Ces't la vie
Entro à esquerda vagarosamente. Fico chateada porque o tráfego de pessoas na rua é mais intenso e isso impede que eu vá mais rápido. Estou a 30 km/h. Isso me irrita. Mais a frente, entendo a movimentação: uma multidão de curiosos entra e sai de um pequena casa na esquina da Rua do Pensamento, onde velam o corpo de um ente querido. Alguns rostos inchados, vermelhos do choro e do sofrimento. Outros rostos curiosos, sempre à espreita, tentando obter qualquer tipo de informação. Reflito um pouco sobre aquilo. A morte sempre causa essa reflexão nas pessoas. A única certeza que temos na vida e para qual não estamos preparados. Uma espécie de arrependimento pela chateação egoísta toma conta de mim.
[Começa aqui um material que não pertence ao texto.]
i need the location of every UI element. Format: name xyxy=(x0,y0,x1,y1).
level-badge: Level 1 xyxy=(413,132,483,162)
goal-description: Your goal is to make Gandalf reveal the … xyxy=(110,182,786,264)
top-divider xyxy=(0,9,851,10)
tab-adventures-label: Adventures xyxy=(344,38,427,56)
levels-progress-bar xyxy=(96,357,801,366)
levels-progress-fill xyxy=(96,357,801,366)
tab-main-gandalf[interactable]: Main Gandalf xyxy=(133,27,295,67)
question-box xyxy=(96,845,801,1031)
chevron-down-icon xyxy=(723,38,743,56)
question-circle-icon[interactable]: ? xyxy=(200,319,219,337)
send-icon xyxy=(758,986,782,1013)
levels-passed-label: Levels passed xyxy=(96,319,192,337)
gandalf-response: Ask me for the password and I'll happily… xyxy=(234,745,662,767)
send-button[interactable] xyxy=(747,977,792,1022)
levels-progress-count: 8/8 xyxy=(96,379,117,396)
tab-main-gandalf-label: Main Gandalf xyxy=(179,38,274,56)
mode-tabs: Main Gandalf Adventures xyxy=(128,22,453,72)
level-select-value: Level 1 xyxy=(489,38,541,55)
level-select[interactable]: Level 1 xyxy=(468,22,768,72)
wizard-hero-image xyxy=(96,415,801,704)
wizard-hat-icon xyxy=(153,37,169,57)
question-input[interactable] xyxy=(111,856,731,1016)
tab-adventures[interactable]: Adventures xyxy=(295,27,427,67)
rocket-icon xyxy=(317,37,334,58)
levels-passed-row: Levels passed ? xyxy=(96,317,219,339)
Ganho velocidade e sigo em frente. No rádio, uma música animada me contagia e esqueço o acontecido.
Dez quarteirões passaram e nem percebi. Entro à direita, na rua da minha casa. A cena e a música se misturam na minha cabeça e quase não vejo as crianças na minha frente correndo pela rua. Freio o carro rapidamente, olho para o lado. Vários balões enfeitam o portão de entrada da casa de minha vizinha. Um ano de vida da pequena Isabela. Tudo muito lindo e muito rosa. Rostos alegres, crianças correndo, pais conversando e bebendo. Todos felizes e completamente alheios ao mundo externo, à crise, à fome, à corrupção, à morte. Ali, celabra-se apenas a vida.
Um leve sorriso surge em meio rosto. De alegria, pela criança; de admiração, pela grande ironia que é a vida.